Фридрих Фребель - Будем жить для своих детей (сборник)
Через посредство этой игры, равно как всех следующих игр этого рода, ребенку должны быть даны, и именно в возрасте 1–3 лет, как побуждение, так и материал для того, чтобы свободно развивать и упражнять своими собственными средствами всю совокупность его сил и способностей сообразно с соответствующей ступенью жизни и образования…
Ни в коем случае мы не можем позволить себе здесь забыть и еще о двух не менее важных для нас по своей обоснованности тезисов. Первый из них гласит, что внешний мир развивается перед глазами ребенка, следовательно, и расширяется и формируется совершенно по тем же самым законам и в подобной же последовательности, как повествуется нам в нашем Священном Писании о сотворении и украшении мира вообще и прежде всего Земли. Второе положение состоит в том, что райским садом ребенка, его эдемом является детская и семейная комната, отцовский дом и окружающий его двор.

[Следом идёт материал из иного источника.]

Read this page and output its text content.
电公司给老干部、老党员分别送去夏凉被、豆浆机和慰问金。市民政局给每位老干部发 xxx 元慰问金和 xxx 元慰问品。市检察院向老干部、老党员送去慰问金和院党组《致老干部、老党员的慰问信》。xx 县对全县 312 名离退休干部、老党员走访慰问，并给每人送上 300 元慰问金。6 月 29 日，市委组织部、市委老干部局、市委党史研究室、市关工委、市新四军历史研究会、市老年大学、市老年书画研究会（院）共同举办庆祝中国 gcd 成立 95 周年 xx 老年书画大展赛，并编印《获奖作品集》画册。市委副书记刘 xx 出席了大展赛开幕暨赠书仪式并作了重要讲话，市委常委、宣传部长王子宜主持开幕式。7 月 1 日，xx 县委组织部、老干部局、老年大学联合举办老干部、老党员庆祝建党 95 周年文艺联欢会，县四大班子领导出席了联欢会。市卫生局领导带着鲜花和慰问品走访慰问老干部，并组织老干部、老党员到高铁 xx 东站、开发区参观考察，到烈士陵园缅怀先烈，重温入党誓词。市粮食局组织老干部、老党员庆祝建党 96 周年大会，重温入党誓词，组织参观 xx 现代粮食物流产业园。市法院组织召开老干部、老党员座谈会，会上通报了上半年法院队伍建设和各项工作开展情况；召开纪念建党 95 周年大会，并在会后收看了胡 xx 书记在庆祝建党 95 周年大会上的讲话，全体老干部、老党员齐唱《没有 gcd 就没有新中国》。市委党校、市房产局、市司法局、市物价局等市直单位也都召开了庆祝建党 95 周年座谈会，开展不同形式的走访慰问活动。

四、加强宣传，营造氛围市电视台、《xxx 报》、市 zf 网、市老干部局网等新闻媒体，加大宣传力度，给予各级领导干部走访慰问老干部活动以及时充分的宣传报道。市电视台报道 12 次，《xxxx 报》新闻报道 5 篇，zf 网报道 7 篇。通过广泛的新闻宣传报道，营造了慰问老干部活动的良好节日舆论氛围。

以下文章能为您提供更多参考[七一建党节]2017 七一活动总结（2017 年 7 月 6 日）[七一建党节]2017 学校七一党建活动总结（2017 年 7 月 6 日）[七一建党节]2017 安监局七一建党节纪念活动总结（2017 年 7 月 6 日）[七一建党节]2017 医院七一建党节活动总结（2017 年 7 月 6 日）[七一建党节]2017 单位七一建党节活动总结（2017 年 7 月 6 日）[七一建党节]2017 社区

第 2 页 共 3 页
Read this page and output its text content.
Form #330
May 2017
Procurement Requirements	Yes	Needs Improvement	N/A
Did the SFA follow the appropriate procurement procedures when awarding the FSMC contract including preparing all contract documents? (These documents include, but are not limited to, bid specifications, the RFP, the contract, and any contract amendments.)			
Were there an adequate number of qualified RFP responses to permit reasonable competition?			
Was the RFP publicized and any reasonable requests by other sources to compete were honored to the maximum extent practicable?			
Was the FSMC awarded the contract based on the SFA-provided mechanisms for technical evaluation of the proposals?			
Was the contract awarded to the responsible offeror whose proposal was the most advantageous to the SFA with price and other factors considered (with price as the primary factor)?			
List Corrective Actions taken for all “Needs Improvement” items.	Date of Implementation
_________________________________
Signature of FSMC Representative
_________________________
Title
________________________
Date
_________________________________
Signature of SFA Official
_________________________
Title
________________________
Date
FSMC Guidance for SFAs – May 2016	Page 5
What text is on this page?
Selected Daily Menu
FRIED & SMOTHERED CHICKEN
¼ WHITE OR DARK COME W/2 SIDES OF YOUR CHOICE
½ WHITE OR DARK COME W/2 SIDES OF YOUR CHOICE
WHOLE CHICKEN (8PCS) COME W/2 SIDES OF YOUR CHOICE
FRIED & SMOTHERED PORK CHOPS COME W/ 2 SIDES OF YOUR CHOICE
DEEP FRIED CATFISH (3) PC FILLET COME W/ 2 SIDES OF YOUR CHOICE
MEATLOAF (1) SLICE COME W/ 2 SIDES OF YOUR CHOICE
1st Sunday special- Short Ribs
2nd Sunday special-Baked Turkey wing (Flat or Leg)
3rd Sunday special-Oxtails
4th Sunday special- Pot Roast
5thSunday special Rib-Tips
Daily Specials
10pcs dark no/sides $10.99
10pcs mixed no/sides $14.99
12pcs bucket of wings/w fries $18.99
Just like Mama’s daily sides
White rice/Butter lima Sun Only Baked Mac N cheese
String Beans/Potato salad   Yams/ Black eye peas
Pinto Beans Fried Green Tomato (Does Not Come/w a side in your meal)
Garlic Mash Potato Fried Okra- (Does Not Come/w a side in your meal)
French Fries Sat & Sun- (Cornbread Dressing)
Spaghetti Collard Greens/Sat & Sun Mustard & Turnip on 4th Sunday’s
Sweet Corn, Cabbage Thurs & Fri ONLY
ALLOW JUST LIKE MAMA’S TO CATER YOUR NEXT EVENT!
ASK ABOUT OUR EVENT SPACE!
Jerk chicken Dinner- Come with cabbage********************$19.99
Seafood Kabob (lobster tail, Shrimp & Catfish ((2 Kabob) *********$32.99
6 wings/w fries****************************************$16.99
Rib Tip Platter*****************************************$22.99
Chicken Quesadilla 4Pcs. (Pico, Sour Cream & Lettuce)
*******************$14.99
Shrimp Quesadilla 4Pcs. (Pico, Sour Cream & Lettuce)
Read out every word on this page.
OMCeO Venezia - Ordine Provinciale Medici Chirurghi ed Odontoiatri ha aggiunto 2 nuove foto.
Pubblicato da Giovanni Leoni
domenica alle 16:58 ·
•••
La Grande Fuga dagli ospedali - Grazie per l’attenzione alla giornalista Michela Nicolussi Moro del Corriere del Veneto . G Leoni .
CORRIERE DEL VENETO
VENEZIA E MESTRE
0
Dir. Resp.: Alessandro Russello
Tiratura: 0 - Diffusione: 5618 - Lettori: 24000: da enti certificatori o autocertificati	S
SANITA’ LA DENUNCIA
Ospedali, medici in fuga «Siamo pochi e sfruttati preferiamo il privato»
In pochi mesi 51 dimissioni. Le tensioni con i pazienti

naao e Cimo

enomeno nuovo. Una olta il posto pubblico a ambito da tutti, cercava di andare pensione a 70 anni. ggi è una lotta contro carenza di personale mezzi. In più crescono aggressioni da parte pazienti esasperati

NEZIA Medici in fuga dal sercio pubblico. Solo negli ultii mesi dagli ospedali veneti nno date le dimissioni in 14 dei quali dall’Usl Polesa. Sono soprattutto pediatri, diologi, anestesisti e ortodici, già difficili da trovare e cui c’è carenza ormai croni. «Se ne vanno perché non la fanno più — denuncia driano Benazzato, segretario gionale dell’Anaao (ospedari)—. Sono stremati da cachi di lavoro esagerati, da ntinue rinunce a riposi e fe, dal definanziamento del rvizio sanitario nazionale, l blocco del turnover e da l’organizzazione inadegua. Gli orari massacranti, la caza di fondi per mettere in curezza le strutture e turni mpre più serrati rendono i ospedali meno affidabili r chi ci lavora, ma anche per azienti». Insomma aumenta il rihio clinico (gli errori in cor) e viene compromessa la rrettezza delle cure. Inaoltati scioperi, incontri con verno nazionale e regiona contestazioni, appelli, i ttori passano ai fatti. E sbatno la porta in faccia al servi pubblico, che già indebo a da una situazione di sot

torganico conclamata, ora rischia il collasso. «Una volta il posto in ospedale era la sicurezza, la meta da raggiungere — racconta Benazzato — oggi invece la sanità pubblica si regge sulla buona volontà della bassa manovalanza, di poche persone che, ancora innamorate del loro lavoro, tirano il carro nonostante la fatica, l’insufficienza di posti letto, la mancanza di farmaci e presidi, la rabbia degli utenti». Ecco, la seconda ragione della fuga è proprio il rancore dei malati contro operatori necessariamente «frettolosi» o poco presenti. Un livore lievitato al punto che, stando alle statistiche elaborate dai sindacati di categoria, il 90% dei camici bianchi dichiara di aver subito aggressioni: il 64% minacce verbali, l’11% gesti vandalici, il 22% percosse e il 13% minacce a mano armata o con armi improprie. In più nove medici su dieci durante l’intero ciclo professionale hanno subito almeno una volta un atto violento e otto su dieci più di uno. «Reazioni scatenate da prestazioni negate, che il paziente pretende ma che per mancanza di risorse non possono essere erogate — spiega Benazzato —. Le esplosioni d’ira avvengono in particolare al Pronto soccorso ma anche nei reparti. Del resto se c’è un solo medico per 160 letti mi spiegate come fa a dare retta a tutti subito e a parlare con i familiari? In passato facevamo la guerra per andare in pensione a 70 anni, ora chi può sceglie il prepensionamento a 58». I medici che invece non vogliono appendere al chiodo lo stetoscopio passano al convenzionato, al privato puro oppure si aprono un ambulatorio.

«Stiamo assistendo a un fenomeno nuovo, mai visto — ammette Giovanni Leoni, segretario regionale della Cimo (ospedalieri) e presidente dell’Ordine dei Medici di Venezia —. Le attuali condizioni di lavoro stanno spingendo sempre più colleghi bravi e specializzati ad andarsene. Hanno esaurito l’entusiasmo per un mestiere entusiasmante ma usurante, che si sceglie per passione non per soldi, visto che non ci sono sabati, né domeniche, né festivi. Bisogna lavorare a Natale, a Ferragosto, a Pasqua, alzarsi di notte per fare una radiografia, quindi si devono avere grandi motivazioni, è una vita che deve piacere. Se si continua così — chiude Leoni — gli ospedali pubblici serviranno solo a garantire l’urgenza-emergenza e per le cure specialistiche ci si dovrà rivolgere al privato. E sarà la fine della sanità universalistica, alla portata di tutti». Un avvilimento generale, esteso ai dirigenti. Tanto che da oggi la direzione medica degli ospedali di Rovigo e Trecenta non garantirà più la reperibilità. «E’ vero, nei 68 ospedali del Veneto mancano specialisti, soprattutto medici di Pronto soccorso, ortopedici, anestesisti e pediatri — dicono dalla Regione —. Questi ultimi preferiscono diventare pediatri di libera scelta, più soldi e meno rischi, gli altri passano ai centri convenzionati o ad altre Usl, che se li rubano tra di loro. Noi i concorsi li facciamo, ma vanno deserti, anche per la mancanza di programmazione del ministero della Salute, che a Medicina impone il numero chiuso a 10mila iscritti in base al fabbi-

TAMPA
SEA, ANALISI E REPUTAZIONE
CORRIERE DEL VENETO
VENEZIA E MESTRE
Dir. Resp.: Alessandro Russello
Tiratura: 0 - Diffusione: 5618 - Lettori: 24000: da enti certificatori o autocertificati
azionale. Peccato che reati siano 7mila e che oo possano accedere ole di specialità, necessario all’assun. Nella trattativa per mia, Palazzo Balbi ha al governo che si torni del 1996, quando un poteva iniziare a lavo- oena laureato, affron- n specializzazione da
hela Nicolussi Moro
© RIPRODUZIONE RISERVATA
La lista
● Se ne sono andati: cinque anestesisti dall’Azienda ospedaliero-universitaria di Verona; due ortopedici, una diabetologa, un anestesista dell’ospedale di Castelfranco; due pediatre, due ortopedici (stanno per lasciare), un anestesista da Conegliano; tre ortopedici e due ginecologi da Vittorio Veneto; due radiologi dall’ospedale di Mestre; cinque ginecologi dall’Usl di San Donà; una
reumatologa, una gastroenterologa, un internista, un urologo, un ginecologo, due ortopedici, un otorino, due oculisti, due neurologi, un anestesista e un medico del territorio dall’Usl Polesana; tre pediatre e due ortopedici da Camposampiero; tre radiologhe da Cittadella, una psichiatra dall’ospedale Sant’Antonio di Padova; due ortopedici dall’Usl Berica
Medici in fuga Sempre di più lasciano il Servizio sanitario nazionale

…Перед ребенком стоит расчлененный на части, но имеющий вид цельного, единого кубик (см. рис. 1 на с. 215). То, что ребенок видит глазами, он желает ощущать, исследовать осязанием. Один из частичных кубиков трогается с места, и наконец он или какой другой кубик под влиянием этой операции выпадает… И таким образом начинается разложение и сложение его частей на тысячу ладов сообразно с требованиями самостоятельности и индивидуальных качеств ребенка, проявляющихся в свою очередь то в виде приложения кубиков друг к другу, то в виде расположения их друг за другом, то в виде нагромождения их друг на друга. Опыт показал, что здоровые, сильные и живые дети занимаются этим довольно долго и притом молча, размышляя про себя; и постройки их, хотя и различаются своими направлениями у разных лиц, у каждого в отдельности осуществляются всегда в одном и том же избранном направлении.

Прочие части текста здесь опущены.